Evaluations have demonstrated that in certain cases parents have learned to improve their parenting in the way described by social learning theory. Social Learning Theory suggests people learn by observing positive desired outcomes resulting from the observed behaviour. Parents, with several children, who traditionally spent all their time with the children with the children together in the group, started spending one-to-one time with individual children, after having been required by Video Interaction Guidance, to do one-on-one activities with a particular child, for the first time. Some parents started to do activities with their children, which involved a small element of risk, after having agreed to do them for the first time as part of Video Interaction Guidance. Similar findings are reported in an evaluation of the Triple P intervention.
A principal factor which influences parents' engagement and perception is the quality of the relationship that they are able to build up with the practitioner delivering the programme. Key factors in helping practitioners engage parents into the intervention include:Establishing a sense that the practitioner will support the family beyond what is necessary to complete the intervention.
Giving family members time to talk about their problems both during and out of appointments.
Advocating for the family on issues with which the intervention is not directly concerned.
Ensuring that fun forms a part of the interaction.
Making family members feel cared for through the provision of clothes, food and gifts.
Giving parents a lead in analysing family functioning and parenting.
Carrying out the intervention in the home of the parent.
Practitioners working on weekday evenings.
In the case of Video Interaction Guidance, when parents were asked about their experience of the intervention, parents invariably referred to the care and support provided by the practitioner. Effectively the intervention is experienced as an aspect of the overall relationship of care.
VIG is recommended in the UK by NICE (the National Institute for Health and Clinical Excellence) and is one of two interventions recommended by the NSPCC to improve parenting. It is also recommended for health visitors. The European Union DataPrev database also recommends VIG.
VIG is used by NHS and other health services providers.
In 2014 the UK NGO Mental Health Foundation and partners began to use VIG in an early years intervention to prevent mental illness in later life.
AVIGuk, a UK 'association of supervisors', manages 18 month training programmes in the UK. Most research results have involved guiders who have undertaken such training.
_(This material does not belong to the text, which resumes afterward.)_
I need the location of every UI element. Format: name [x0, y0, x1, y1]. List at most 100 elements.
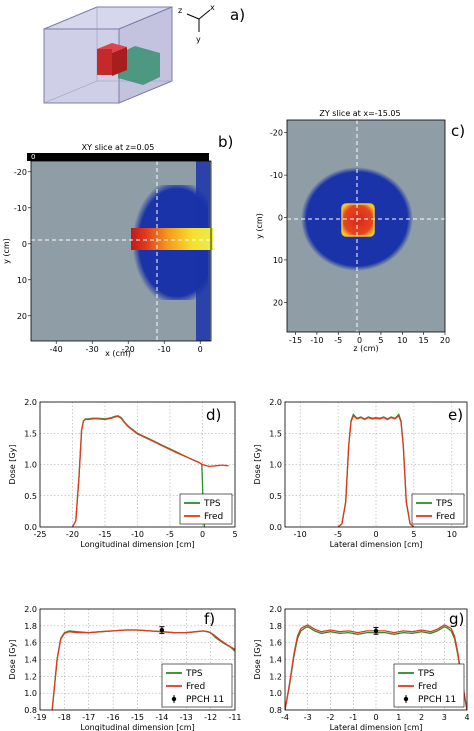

In the United States, SPINUSA, the national training institute for VIG trains agency staff and supervisors in appying the model for parent education, family therapy, staff training and development and leadership development.
VIG has been criticised for only focusing on positive factors, but this criticism has not been substantiated in terms of making VIG ineffective.
The length and cost of the VIG training that AVIGuk provides has been criticised, on the grounds that this limits scalability and prevents wider use of VIG. This is shown in the emergence of similar video feedback interventions with much shorter training, such as Video Enhanced Reflective Practice (VERP), a particular application of VIG, and Video-feedback Intervention to Promote Positive Parenting and Sensitive Discipline (VIPP-SD), and other 'introductory' VIG courses.